Petikan gitar terdengar. Samar, sebuah lagu didendangkan di bawah gelapnya langit malam yang bertabur bintang. Sebuah lagu yang sangat familiar bagiku. Layaknya ilusi, suara yang kurindukan  kembali kudengar, membuat hatiku berdegup kencang.

Kulangkahkan kakiku mencari sumber suara itu. Di sana, aku melihatnya. Seorang pria yang tengah duduk dengan tangan yang memetikakan senar gitar dengan lihainya. Aku mendekatinya, ingin mendengar nyanyiannya atau mungkin ikut bernyanyi bersama.

“Nana?” panggil pria itu.

 Aku sedikit terperanjat mendengarnya memanggil namaku. Semakin kudekati, semikin jelas wajahnya. Antha? pria yang kurindukan menyanyikan lagu yang biasa aku dan dia nyanyikan saat bersama.

Manik matanya menatapku tajam, membuatku larut dalam tatapan itu. Buliran embun membasahi pipiku, direngkuhnya tubuhku dalam pelukannya. Pelukan hangat yang selalu membuatku nyaman. Tangannya mengelus-elus rambutku lembut.

“Nana, maafkan aku.” Ucapnya.

“Jahat, kamu jahat,”

“Aku benar-benar minta maaf. Maaf, karena melepaskanmu begitu saja.”

Tangannya menangkup wajahku kearahnya. Melihatnya di hadapanku, bagaimana mungkin aku bisa melupakan wajah ini dengan mudah.

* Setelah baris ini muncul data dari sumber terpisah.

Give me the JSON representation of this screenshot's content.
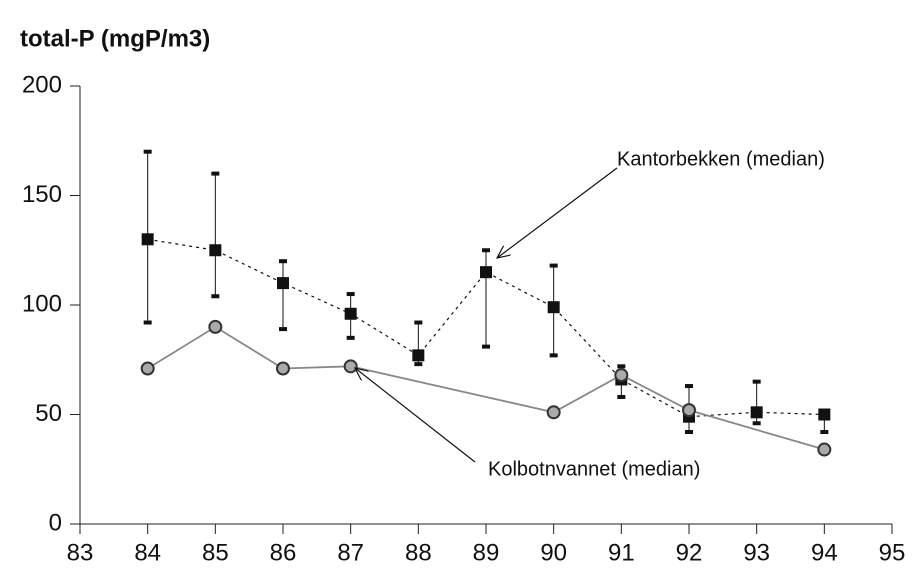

“Kenapa baru sekarang kamu datang? Aku disini lelah menunggumu. Menunggu dalam kesendirian tanpa kepastian,” tanyaku disela isakan tangisku.

“Aku pikir, dengan melepaskanmu bisa membuatmu melupakanku,” jelasnya.

“Bagaimana mungkin aku bisa melupakanmu? Dengan janji yang telah kau ucapkan untuk berada disisiku?”

“Apa kau masih mencintaiku?” tanyanya tulus menghiraukan pertannyaanku.

“Bodoh, kenapa harus menanyakan itu? Tentu saja aku masih mencitaimu.”

Dia hanya tersenyum mendengar jawabanku. Dikecupnya keningku lembut dan kembali menarikku dalam pelukannya.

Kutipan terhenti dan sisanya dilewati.